METHODS This single-center, retrospective cohort study enrolled patients undergoing unilateral, primary THA. A total of 197 patients (200 hips) were included in the final analyses, with 87 hips in the PAI group and 113 hips in the control group. Numeric Rating Scale (NRS) and laboratory data were assessed preoperatively and on postoperative days (POD) 1 and 7. Pearson’s correlation coefficients were obtained to assess the correlations between the D-dimer level on POD 7 and each outcome measure on POD 1.

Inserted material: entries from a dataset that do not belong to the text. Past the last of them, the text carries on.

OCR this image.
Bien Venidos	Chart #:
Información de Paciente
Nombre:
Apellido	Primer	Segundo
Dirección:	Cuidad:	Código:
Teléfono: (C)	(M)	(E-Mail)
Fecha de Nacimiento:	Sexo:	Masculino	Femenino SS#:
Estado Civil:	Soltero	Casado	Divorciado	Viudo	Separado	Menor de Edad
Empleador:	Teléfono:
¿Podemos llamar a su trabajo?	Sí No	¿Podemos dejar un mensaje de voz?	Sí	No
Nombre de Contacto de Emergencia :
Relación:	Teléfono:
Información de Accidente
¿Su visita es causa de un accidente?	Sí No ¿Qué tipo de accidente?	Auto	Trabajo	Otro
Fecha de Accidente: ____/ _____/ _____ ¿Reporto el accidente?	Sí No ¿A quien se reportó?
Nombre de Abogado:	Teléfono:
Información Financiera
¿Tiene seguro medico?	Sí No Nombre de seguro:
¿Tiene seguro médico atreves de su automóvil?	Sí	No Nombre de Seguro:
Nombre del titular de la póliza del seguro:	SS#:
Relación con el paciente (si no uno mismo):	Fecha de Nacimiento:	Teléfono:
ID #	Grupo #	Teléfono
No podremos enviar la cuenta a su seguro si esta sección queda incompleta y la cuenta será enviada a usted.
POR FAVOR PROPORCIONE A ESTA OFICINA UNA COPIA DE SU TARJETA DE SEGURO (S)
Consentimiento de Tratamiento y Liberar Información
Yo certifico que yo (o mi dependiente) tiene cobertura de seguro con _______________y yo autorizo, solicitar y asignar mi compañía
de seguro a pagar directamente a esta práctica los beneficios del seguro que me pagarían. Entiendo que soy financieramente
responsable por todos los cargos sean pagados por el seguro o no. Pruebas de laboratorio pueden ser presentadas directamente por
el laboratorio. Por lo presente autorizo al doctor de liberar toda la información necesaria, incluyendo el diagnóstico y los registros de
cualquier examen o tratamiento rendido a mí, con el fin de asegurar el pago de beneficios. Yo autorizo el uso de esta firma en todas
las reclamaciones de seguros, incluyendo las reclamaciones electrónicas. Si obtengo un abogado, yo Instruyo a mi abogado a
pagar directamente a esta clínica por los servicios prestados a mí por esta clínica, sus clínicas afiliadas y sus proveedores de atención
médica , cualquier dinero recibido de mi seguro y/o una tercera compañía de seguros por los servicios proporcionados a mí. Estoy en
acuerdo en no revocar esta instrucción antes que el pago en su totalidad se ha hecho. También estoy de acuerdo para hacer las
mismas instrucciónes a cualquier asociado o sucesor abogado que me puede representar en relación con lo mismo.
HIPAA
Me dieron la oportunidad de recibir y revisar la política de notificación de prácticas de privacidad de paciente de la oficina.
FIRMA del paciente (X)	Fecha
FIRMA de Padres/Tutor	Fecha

RESULTS The postoperative white blood cell count (WBC) was significantly higher in the PAI group than in the control group. Postoperative NRS, creatine phosphokinase (CK), and C-reactive protein (CRP) levels were significantly lower in the PAI group. D-dimer levels were significantly lower in the PAI group on POD 7. Postoperative aspartate transaminase (AST), alanine aminotransferase, blood urea nitrogen, and creatinine levels were within reference ranges. D-dimer levels on POD 7 showed a significant negative correlation with WBC on POD 1 (r=-0.4652) and a significant positive correlation with the NRS score and AST, CK, CRP, and D-dimer levels on POD 1 (r = 0.1558, 0.2353, 0.2718, 0.3545, and 0.3359, respectively).
CONCLUSIONS PAI containing a corticosteroid may be an effective treatment for pain and inflammation after THA, and it does not seem to cause drug-induced liver or kidney injury. Moreover, corticosteroid PAI can may accelerate early ambulation, which prevents the elevation of postoperative D-dimer levels, and may reduce the risk of deep venous thrombosis.